Wednesday, May 15, 2013

DPM 2012 Not Generating E-mail Reports after Upgrading to SP1

We have been using DPM 2012 for quite a while now. We also have the reports set to deliver reports daily/weekly. After we upgraded to SP1, we noticed it no longer was e-mailing us the reports, even though the alerts for errors continued to come. We also could run reports manually, but no automatic e-mails.

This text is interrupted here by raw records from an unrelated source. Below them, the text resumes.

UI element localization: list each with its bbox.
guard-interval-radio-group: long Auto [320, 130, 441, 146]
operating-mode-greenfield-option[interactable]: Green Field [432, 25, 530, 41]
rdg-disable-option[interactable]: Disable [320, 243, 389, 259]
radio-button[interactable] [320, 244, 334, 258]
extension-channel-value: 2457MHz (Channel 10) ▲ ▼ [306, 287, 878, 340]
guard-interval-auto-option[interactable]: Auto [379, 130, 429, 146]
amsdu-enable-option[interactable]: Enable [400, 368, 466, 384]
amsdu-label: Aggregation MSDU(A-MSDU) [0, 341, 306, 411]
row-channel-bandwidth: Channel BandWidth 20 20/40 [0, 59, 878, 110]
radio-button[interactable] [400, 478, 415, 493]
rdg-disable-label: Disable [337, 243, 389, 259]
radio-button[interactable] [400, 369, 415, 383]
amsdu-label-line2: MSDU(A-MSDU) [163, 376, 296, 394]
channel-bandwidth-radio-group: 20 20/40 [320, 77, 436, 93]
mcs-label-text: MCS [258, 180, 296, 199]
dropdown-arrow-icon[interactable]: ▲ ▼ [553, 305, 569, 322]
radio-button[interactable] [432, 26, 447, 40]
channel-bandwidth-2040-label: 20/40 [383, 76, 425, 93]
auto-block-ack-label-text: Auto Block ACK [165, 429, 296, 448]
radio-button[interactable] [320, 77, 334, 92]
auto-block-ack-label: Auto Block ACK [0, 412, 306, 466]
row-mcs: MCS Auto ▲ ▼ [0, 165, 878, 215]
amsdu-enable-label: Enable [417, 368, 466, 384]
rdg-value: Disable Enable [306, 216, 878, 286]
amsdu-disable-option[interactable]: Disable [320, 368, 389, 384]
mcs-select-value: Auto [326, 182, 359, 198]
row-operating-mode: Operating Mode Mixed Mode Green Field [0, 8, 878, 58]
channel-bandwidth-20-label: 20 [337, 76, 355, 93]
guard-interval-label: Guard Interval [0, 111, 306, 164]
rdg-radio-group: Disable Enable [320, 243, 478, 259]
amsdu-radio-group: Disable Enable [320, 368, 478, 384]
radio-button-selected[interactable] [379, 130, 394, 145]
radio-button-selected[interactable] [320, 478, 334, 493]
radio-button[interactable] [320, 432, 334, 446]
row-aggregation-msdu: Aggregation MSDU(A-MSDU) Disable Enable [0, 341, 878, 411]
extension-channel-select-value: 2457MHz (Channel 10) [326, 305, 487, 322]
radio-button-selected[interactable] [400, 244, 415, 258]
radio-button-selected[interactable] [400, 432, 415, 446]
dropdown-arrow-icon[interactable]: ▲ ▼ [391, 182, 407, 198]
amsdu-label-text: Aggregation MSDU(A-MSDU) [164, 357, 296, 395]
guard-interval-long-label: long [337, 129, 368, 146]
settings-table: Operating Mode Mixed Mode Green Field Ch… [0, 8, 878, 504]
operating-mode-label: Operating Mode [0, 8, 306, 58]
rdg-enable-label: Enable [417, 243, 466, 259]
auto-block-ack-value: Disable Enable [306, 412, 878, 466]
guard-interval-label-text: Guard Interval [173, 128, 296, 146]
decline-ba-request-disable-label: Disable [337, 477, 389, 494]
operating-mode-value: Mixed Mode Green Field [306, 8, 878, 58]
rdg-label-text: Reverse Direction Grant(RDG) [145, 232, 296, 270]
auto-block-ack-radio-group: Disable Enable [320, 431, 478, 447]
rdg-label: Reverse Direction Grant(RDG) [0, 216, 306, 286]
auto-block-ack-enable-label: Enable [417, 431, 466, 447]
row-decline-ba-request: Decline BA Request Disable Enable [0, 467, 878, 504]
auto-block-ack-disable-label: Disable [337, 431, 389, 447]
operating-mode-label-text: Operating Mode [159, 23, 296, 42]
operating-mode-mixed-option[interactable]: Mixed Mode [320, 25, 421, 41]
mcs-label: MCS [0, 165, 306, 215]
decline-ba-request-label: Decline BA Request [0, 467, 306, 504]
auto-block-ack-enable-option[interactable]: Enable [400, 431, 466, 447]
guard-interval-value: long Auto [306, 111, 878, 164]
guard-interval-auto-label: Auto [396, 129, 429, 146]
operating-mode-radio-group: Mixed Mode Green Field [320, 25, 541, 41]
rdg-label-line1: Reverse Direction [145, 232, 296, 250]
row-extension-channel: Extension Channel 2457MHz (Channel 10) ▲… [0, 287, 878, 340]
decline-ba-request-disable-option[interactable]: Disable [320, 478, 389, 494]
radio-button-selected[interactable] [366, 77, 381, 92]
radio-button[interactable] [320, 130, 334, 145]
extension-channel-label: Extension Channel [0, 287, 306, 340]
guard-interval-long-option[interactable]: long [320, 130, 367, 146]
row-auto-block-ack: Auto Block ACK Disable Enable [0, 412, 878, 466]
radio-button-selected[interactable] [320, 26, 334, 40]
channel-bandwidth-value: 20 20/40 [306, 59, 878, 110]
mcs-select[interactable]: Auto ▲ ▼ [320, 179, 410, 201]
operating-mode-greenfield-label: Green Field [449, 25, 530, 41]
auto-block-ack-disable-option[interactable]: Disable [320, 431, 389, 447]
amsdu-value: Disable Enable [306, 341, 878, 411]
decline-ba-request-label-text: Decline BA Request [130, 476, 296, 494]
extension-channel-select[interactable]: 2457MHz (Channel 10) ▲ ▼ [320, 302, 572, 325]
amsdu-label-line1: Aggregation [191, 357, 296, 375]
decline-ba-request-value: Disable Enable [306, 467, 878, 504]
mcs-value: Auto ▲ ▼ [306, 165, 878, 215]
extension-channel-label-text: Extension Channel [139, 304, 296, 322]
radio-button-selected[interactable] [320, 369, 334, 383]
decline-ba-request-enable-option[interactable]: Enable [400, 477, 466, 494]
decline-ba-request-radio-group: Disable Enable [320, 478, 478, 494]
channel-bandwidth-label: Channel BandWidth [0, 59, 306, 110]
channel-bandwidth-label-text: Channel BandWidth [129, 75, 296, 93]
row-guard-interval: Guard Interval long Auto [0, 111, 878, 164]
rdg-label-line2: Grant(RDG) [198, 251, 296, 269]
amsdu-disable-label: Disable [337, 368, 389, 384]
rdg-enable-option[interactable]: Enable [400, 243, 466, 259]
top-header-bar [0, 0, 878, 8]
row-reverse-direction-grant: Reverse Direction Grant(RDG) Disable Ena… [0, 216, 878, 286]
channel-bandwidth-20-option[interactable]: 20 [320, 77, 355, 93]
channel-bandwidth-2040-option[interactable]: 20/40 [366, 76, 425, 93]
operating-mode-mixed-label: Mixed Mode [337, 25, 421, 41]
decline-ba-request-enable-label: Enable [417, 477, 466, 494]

Went to clear and recreate the report schedule and set it to e-mail us, and we got this awesome non-descript error ID: 3014. "An error occurred causing the reporting job on to fail. The system files may be corrupt. Retry the reporting task. If the problem persists, repair your DPM installation using the steps described in the System Center 2012 Service Pack 1 DPM Deployment Guide. ID: 3014"

 
I checked out the guide and the basic idea to "repair" is uninstall and reinstall. I don't know about you all, but risking loosing backup data just to fix reporting didn't sit well. So, I proceeded to evaluate what was occurring with the SQL Server Profiler on our system and comparing it to our secondary server.
 
After playing around with it for hours, seemed to narrow down that it was an issue with permissions for the Reporting Services predefined database role called RSExecRole. I went through this guide Create the RSExecRole (http://technet.microsoft.com/en-us/library/cc281308.aspx), used to recreate permissions during a report database move, and we were able to recreate the e-mail subscriptions.  It looks like there must have been some undetected failure during the SP1 upgrade.